August 24, 2004 at 6:28 pm
Comments posted to this topic are about the content posted at http://www.sqlservercentral.com/columnists/lPey
September 22, 2004 at 3:54 pm
As you said
"... The only danger with this solution, even though the chances are very slim, is that the different original values might produce the same hash and result will be wrong .."
Then, Why NOT just use ?
CHECKSUM_AGG(BINARY_CHECKSUM(*))
That, is going to give you a real performance boost
ex:
SELECT
(SELECT CHECKSUM_AGG(BINARY_CHECKSUM(*)) FROM processed_customer)
-
(SELECT CHECKSUM_AGG(BINARY_CHECKSUM(*)) FROM customer ) /* 0 means OK*/
Just my $0.02
* Noel
September 22, 2004 at 4:03 pm
Same problem. Chances are very slim.
September 22, 2004 at 6:20 pm
"Same problem. Chances are very slim"
Yes but,
1. the simplicity of the query
2. the speed and
3. the generality
are a lot better that the proposed solution
* Noel
September 22, 2004 at 7:15 pm
With binary conversion chances for the wrong result are smaller for the tables with 4+ columns. I was trying your method before I get proposed the other one. And actually, I was trying to calculate probability of two methods.
Yours method has more chances to give you bad result (even chances for both are very small for the tables with 4+ columns)
The more columns the cleaner the method with the binary column conversion and more chances with you method to have an error.
Yes, you have performance boost, but not as much as between solution 1-2-3 and 4. And in most cases this is not a point. When you doing such comparison the time (usually) is irrelevant
August 8, 2005 at 11:56 am
The solution that converts data to varbinary and then to bigint appears to have a major limitation.

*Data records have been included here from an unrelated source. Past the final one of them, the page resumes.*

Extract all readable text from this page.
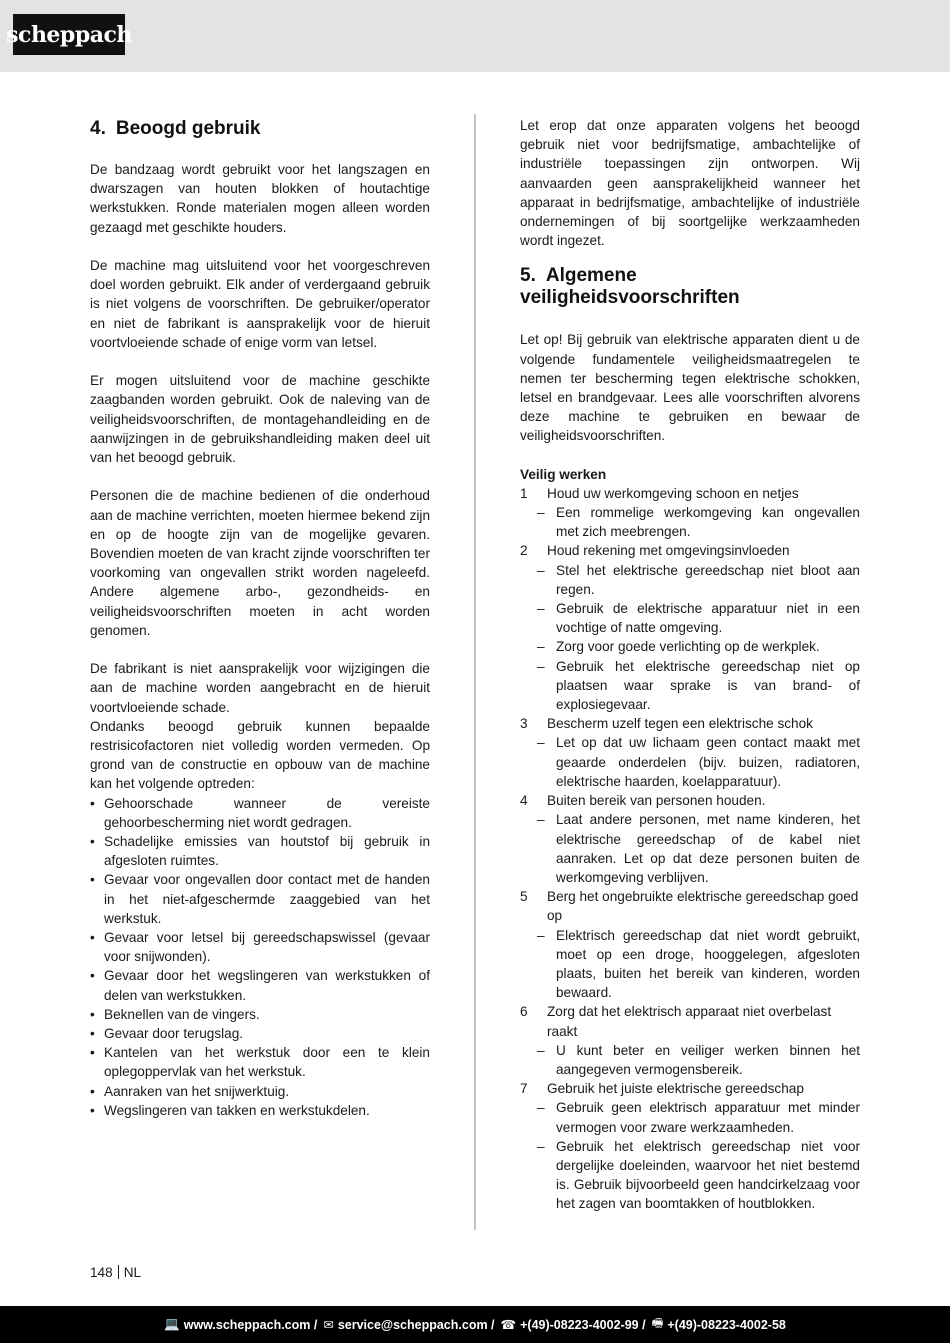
scheppach
4. Beoogd gebruik

De bandzaag wordt gebruikt voor het langszagen en dwarszagen van houten blokken of houtachtige werkstukken. Ronde materialen mogen alleen worden gezaagd met geschikte houders.

De machine mag uitsluitend voor het voorgeschreven doel worden gebruikt. Elk ander of verdergaand gebruik is niet volgens de voorschriften. De gebruiker/operator en niet de fabrikant is aansprakelijk voor de hieruit voortvloeiende schade of enige vorm van letsel.

Er mogen uitsluitend voor de machine geschikte zaagbanden worden gebruikt. Ook de naleving van de veiligheidsvoorschriften, de montagehandleiding en de aanwijzingen in de gebruikshandleiding maken deel uit van het beoogd gebruik.

Personen die de machine bedienen of die onderhoud aan de machine verrichten, moeten hiermee bekend zijn en op de hoogte zijn van de mogelijke gevaren. Bovendien moeten de van kracht zijnde voorschriften ter voorkoming van ongevallen strikt worden nageleefd. Andere algemene arbo-, gezondheids- en veiligheidsvoorschriften moeten in acht worden genomen.

De fabrikant is niet aansprakelijk voor wijzigingen die aan de machine worden aangebracht en de hieruit voortvloeiende schade.

Ondanks beoogd gebruik kunnen bepaalde restrisicofactoren niet volledig worden vermeden. Op grond van de constructie en opbouw van de machine kan het volgende optreden:

• Gehoorschade wanneer de vereiste gehoorbescherming niet wordt gedragen.
• Schadelijke emissies van houtstof bij gebruik in afgesloten ruimtes.
• Gevaar voor ongevallen door contact met de handen in het niet-afgeschermde zaaggebied van het werkstuk.
• Gevaar voor letsel bij gereedschapswissel (gevaar voor snijwonden).
• Gevaar door het wegslingeren van werkstukken of delen van werkstukken.
• Beknellen van de vingers.
• Gevaar door terugslag.
• Kantelen van het werkstuk door een te klein oplegoppervlak van het werkstuk.
• Aanraken van het snijwerktuig.
• Wegslingeren van takken en werkstukdelen.

Let erop dat onze apparaten volgens het beoogd gebruik niet voor bedrijfsmatige, ambachtelijke of industriële toepassingen zijn ontworpen. Wij aanvaarden geen aansprakelijkheid wanneer het apparaat in bedrijfsmatige, ambachtelijke of industriële ondernemingen of bij soortgelijke werkzaamheden wordt ingezet.

5. Algemene veiligheidsvoorschriften

Let op! Bij gebruik van elektrische apparaten dient u de volgende fundamentele veiligheidsmaatregelen te nemen ter bescherming tegen elektrische schokken, letsel en brandgevaar. Lees alle voorschriften alvorens deze machine te gebruiken en bewaar de veiligheidsvoorschriften.

Veilig werken
1 Houd uw werkomgeving schoon en netjes
– Een rommelige werkomgeving kan ongevallen met zich meebrengen.
2 Houd rekening met omgevingsinvloeden
– Stel het elektrische gereedschap niet bloot aan regen.
– Gebruik de elektrische apparatuur niet in een vochtige of natte omgeving.
– Zorg voor goede verlichting op de werkplek.
– Gebruik het elektrische gereedschap niet op plaatsen waar sprake is van brand- of explosiegevaar.
3 Bescherm uzelf tegen een elektrische schok
– Let op dat uw lichaam geen contact maakt met geaarde onderdelen (bijv. buizen, radiatoren, elektrische haarden, koelapparatuur).
4 Buiten bereik van personen houden.
– Laat andere personen, met name kinderen, het elektrische gereedschap of de kabel niet aanraken. Let op dat deze personen buiten de werkomgeving verblijven.
5 Berg het ongebruikte elektrische gereedschap goed op
– Elektrisch gereedschap dat niet wordt gebruikt, moet op een droge, hooggelegen, afgesloten plaats, buiten het bereik van kinderen, worden bewaard.
6 Zorg dat het elektrisch apparaat niet overbelast raakt
– U kunt beter en veiliger werken binnen het aangegeven vermogensbereik.
7 Gebruik het juiste elektrische gereedschap
– Gebruik geen elektrisch apparatuur met minder vermogen voor zware werkzaamheden.
– Gebruik het elektrisch gereedschap niet voor dergelijke doeleinden, waarvoor het niet bestemd is. Gebruik bijvoorbeeld geen handcirkelzaag voor het zagen van boomtakken of houtblokken.
148 NL
💻 www.scheppach.com / ✉ service@scheppach.com / ☎ +(49)-08223-4002-99 / 🖷 +(49)-08223-4002-58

Anytime you run through this conversion with more than 8 characters you risk ending up with the same bigint. Data is being truncated with this conversion.
For example these queries both return the same result:
select convert(bigint,convert(varbinary(255),'VALUE001'))
select convert(bigint,convert(varbinary(255),'This is a very long string that will end up being the same as the previous one. VALUE001'))
Thanks,
Dan Wilson
August 8, 2005 at 8:07 pm
Yes, you right, solution has some limitations and as I pointed it has a probability to get a wrong result. But in many cases this probability is small.
September 27, 2005 at 2:20 pm
I tried the third method today just on a lark for a new SP I created to import data. The query runs on tables about 35k records long with 8 columns in about 2 seconds. It did help me identify a problem with our legacy data (originally thought my new code was bad). Thanks for sharing!